Sesekali Aku menengok ke jendela mobil untuk melihat ke luar disaat lampu merah menyala. Di saat itu, Aku melihat seorang gadis yang sebaya denganku, dia sedang menjual Koran di pinggir jalan, lalu ia menawarkan ke Papaku. Papaku menolak untuk memebelinya. Kasihan, gumamku. Apakah dia tidak sekolah? Apakah dia ingin sekolah? Apakah dia menjual koran untuk sekolah? pertanyaan pun bertubi tubi muncul di benakku.
Sesampainya di sekolah “Salsa, udah belajar belum?” tanya teman dekatku, Syifa. “Insya Allah udah,” balasku mantap. “Salsa enggak usah ditanya, udah atau belum, pasti nanti juga bisa,” balas Syifa sembari menyenggol lenganku, lalu tersenyum kepadaku. Aku hanya tersenyum malu sambil memandangi buku Science-ku.
Teeett… teeett… teeet.. bel sekolah berbunyi. Guru mata pelajaran IPA, Bu Hani pun masuk ke dalam kelasku. Sebelumnya kami berdo`a dahulu sebelum pelajaran di mulai. Selesai berdo`a, kami pun langsung mengerjakan soal ulangan IPA yang diberikan oleh Bu Hani. “Oke, anak-anak, mingu lalu Ibu sudah bilang kepada kalian. Hari ini akan diadakan ulangan IPA. Apakah anak-anak sudah siap?” tanya Bu Hani. “Siap!” teriak kami serempak.

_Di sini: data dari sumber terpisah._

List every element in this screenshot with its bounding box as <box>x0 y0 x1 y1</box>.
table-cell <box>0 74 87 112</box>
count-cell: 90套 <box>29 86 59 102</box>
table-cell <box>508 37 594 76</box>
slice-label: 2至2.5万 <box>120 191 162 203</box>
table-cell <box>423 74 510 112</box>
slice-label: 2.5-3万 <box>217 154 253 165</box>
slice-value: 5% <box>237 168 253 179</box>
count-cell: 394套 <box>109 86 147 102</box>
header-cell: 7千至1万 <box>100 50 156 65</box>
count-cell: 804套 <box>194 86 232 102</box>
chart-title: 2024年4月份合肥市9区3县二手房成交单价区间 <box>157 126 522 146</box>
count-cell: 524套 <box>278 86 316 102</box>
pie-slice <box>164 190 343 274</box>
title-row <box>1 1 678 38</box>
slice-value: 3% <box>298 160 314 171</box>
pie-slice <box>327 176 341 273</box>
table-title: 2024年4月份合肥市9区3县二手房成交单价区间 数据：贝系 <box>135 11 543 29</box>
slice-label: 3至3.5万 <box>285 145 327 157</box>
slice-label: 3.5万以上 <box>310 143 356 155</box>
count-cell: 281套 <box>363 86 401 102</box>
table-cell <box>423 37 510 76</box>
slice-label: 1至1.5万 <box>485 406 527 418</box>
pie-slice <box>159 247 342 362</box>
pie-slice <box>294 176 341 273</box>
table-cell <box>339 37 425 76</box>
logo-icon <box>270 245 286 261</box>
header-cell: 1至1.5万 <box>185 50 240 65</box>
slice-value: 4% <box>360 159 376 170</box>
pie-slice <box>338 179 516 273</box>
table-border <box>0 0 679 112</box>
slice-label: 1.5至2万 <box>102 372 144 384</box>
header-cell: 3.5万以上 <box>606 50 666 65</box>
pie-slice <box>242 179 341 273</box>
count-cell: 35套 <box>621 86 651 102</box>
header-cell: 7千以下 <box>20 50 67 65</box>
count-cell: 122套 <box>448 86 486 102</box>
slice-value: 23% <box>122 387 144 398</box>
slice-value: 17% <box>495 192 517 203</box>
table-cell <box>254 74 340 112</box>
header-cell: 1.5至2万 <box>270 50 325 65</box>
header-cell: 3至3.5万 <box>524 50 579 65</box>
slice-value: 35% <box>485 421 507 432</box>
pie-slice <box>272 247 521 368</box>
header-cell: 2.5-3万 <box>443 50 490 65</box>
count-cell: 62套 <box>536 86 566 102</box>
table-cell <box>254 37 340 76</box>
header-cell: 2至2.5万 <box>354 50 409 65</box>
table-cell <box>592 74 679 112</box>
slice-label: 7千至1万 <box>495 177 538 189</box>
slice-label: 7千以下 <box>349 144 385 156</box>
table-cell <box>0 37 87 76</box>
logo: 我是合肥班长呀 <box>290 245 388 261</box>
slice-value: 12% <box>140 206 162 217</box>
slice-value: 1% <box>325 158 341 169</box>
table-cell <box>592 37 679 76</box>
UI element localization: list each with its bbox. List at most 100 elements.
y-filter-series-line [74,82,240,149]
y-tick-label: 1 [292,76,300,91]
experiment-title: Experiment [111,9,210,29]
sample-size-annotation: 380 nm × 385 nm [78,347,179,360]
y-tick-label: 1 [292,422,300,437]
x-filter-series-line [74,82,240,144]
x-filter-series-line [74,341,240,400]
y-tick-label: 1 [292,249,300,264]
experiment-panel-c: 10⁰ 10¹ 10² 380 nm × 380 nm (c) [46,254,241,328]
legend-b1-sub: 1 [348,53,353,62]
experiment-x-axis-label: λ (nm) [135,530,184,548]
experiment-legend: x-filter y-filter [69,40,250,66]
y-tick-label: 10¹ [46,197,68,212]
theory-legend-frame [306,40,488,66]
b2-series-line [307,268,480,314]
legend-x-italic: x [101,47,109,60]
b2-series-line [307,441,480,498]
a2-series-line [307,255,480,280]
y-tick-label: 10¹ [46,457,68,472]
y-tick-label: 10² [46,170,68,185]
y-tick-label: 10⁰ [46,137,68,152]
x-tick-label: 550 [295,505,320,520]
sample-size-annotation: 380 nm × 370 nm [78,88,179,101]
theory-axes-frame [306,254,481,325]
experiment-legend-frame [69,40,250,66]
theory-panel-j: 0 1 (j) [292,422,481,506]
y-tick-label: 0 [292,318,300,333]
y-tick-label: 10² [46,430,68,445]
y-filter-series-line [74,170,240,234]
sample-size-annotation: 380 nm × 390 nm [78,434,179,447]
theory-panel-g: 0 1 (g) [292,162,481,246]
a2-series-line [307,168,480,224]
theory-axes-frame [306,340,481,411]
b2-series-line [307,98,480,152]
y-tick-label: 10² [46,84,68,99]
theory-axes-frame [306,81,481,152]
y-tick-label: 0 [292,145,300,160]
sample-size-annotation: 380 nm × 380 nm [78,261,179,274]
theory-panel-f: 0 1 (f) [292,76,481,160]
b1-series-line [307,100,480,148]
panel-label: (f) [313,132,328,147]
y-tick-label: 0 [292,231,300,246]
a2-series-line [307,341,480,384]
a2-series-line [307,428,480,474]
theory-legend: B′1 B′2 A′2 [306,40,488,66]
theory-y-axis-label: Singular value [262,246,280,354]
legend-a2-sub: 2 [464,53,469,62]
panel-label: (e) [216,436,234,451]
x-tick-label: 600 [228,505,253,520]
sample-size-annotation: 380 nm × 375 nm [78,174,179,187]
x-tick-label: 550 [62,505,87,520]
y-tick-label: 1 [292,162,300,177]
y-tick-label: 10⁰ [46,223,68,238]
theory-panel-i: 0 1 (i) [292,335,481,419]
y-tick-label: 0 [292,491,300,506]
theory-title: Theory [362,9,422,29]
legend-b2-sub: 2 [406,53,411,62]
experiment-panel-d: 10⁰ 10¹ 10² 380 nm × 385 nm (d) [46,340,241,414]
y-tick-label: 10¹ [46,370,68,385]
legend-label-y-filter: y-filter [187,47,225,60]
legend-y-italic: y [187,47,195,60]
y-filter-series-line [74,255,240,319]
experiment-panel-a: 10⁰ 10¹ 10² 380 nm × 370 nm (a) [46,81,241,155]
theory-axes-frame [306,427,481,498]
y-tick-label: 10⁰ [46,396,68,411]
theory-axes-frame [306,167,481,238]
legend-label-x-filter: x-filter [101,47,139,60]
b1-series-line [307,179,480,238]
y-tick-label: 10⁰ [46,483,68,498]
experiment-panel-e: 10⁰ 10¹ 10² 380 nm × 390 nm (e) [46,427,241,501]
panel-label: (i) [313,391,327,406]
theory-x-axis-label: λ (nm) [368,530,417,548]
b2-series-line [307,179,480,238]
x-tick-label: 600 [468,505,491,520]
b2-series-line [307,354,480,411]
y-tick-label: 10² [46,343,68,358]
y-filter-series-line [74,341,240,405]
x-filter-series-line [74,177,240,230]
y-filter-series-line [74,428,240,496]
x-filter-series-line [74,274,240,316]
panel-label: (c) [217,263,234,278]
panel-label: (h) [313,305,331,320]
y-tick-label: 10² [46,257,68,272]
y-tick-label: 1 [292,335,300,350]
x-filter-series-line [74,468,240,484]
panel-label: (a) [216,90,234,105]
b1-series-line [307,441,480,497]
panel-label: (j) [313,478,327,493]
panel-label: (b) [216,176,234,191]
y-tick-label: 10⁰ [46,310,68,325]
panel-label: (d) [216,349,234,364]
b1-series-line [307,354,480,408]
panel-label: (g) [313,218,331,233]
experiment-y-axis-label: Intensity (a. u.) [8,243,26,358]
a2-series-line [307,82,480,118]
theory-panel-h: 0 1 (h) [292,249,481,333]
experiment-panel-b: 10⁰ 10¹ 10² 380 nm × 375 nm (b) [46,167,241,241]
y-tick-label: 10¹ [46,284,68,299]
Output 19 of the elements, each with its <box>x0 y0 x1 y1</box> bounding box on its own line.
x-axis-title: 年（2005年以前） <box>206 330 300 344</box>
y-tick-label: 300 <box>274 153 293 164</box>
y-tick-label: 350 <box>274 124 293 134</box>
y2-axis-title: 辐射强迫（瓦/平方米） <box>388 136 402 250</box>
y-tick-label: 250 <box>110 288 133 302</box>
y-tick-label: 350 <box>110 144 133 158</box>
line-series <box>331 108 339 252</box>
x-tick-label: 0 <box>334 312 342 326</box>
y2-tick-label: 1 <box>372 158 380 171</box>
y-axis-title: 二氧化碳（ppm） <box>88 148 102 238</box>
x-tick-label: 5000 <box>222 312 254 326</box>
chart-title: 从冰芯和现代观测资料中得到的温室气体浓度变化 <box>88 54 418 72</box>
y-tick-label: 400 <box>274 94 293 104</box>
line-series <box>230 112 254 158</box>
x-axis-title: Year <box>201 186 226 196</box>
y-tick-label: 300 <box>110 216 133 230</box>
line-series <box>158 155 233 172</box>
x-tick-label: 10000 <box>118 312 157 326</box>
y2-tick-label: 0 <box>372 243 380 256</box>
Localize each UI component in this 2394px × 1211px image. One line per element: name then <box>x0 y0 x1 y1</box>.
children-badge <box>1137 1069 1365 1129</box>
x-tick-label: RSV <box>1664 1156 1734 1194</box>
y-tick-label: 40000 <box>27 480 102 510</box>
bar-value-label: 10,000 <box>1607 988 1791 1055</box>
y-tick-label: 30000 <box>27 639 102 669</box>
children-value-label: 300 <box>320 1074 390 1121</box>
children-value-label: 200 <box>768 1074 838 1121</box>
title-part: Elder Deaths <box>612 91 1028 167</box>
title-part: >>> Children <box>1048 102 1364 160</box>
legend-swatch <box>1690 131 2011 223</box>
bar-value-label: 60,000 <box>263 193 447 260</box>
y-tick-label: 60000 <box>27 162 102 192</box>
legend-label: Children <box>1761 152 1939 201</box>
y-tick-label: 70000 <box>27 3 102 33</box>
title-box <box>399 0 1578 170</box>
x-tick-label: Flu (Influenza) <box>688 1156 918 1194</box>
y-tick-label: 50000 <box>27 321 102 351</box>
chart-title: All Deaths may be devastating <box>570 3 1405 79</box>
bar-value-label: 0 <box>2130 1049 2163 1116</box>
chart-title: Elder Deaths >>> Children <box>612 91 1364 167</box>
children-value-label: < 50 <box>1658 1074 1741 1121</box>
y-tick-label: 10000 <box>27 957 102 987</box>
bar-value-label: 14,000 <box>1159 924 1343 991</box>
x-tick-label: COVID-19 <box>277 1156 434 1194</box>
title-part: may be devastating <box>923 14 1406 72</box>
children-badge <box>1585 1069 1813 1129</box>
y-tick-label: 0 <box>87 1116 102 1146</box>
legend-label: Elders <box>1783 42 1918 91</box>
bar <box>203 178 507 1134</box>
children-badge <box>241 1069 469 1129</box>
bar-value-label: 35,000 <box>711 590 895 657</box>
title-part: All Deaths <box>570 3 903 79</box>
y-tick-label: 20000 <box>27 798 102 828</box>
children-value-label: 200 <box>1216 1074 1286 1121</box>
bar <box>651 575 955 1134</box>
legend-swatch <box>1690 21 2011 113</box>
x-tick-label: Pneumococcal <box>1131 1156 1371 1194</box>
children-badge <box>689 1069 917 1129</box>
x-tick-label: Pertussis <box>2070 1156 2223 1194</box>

Ketika Aku selesai mengerjakan, aku menoleh ke arah jendela. Tak sengaja, Aku melihat seorang anak perempuan yang tadi kutemui di jalan. Dia mengintip kami yang sedang mengerjakan ulangan sambil membawa sisa koran yang dijual tadi pagi. Aku merasa kasihan dengannya. Mungkin dia ingin sekolah, gumamku.
Akhirnya bel pulang sekolah pun berbunyi, Aku pun segera berlari ke luar gerbang sekolah. Kudapati anak perempuan itu sedang menangis di bawah pohon angsana yang berada di depan sekolahku. Aku mengamatinya sejenak dari jauh. Hingga akhirnya Aku pun memutuskan untuk menghampirinya. Pelan pelan aku berjalan ke arahnya. “Namamu siapa? Kenapa kamu menangis?” tanyaku. Dia tak menjawab. Aku pun bertanya sekali lagi. Dia diam sejenak, lalu membalas perkataanku. “Namaku Shania,” balasnya lirih. “Aku ingin sekali sekolah,” balasnya sambil menundukkan kepalanya. Aku hanya mengangguk paham. “Oo.. kamu ingin sekolah, apakah orangtuamu masih ada?,” tanyaku pelan pelan. Anak itu menggeleng. Seolah-olah mulutku tercengang. Hatiku sontak kaget mendengarnya. Aku merasa bersalah telah menanyakan hal itu. “Dulu, ayahku pergi dari rumah untuk mencari pekerjaan namun sampai sekarang tidak kembali, hingga saat ini, Aku tidak tahu ke mana Ayahku pergi. Saat itu, tinggal aku dan ibu yang ada di rumah. Tak lama setelah ayahku pergi, ibuku mengalami penyakit asma yang cukup parah, Aku sedih sekali. Saat itu, Aku berusaha mencari uang untuk berobat. Namun, menurutku itu harus butuh jangka waktu yang lama. Aku mencari uang dengan menjual semua majalah yang dulu pernah aku beli setiap satu minggu sekali di saat kelas 5 SD. Sepulang dari berjualan aku melihat ibuku terbaring lemas, aku mencari nadi di tangannya. Tidak berdenyut. Seketika Aku menangis tersedu-sedu. Aku segera meminta tolong tetanggaku. Kini, tidak ada lagi yang bisa membiayaiku sekolah,” jelasnya lirih panjang lebar seraya mengusap air matanya yang jatuh perlahan. Mataku terlihat berkaca kaca. “Maaf ya, aku telah mengungkit masalah pribadimu,” ucapku merasa bersalah. Ia hanya mengangguk pelan. “Terus sekarang sebenarnya kamu kelas berapa?” “Kelas 2 SMP,” “Sekarang kamu tinggal bersama siapa?” tanyaku lagi. “Aku tinggal bersama teman-teman di panti asuhan,” balasnya. “Oo.. terus mengapa kamu berjualan koran?” tanyaku ingin tahu. “Eemmm.. hanya untuk ditabung saja dan kalau sudah cukup, aku ingin melanjutkan sekolahku.” balasnya lalu tersenyum. Aku terharu mendengar cerita anak perempuan itu.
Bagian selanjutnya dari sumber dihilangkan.